Dans un communiqué publié dimanche, l’organisation Medical Aid for Palestinians (MAP) a demandé l’ouverture d’une enquête internationale indépendante sur les massacres perpétrés par Israël dans les hôpitaux palestiniens où des centaines de charniers ont été découverts.

«Israël a attaqué quasiment tous les hôpitaux de Gaza. Des centaines de travailleurs de la santé et de patients ont été tués et détenus. La découverte de charniers dans deux hôpitaux démontre une fois de plus que le statut protégé au regard du droit international des soins de santé de Gaza a totalement échoué, et les résultats sont terribles», a déclaré Rohan Talbot, directeur de plaidoyer pour MAP.

«Les familles des morts méritent de connaître la vérité sur ce qui est arrivé à leurs proches et d’obtenir justice partout où de graves violations du droit international ont été commises. Cela ne peut se faire que par des enquêtes approfondies, rapides et impartiales», a-t-il déclaré. «La communauté internationale doit donc exiger que des enquêteurs indépendants et des experts médico-légaux aient accès à Gaza, afin que les preuves puissent être préservées et que les responsabilités soient établies», a ajouté Talbot.
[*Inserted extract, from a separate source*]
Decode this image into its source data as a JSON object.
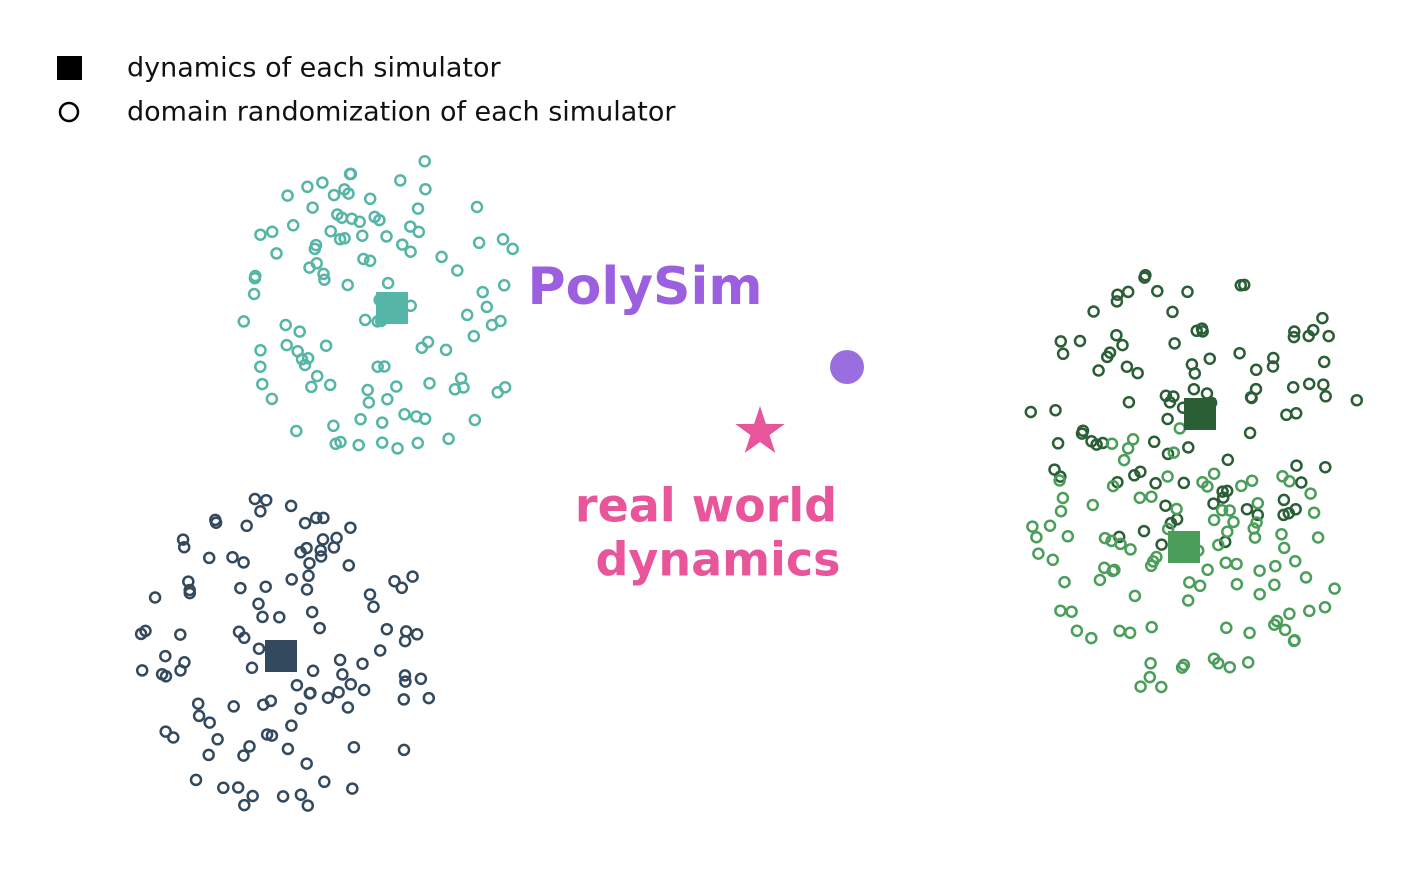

Les bombardements israéliens incessants sur le territoire palestinien dévasté se sont poursuivis après le raid. «Les bombardements israéliens – aériens, terrestres et maritimes – se poursuivent dans une grande partie de la bande de Gaza, faisant de nouvelles victimes civiles, provoquant des déplacements et la destruction d’habitations et d’autres infrastructures civiles», ont rapporté lundi les Nations unies.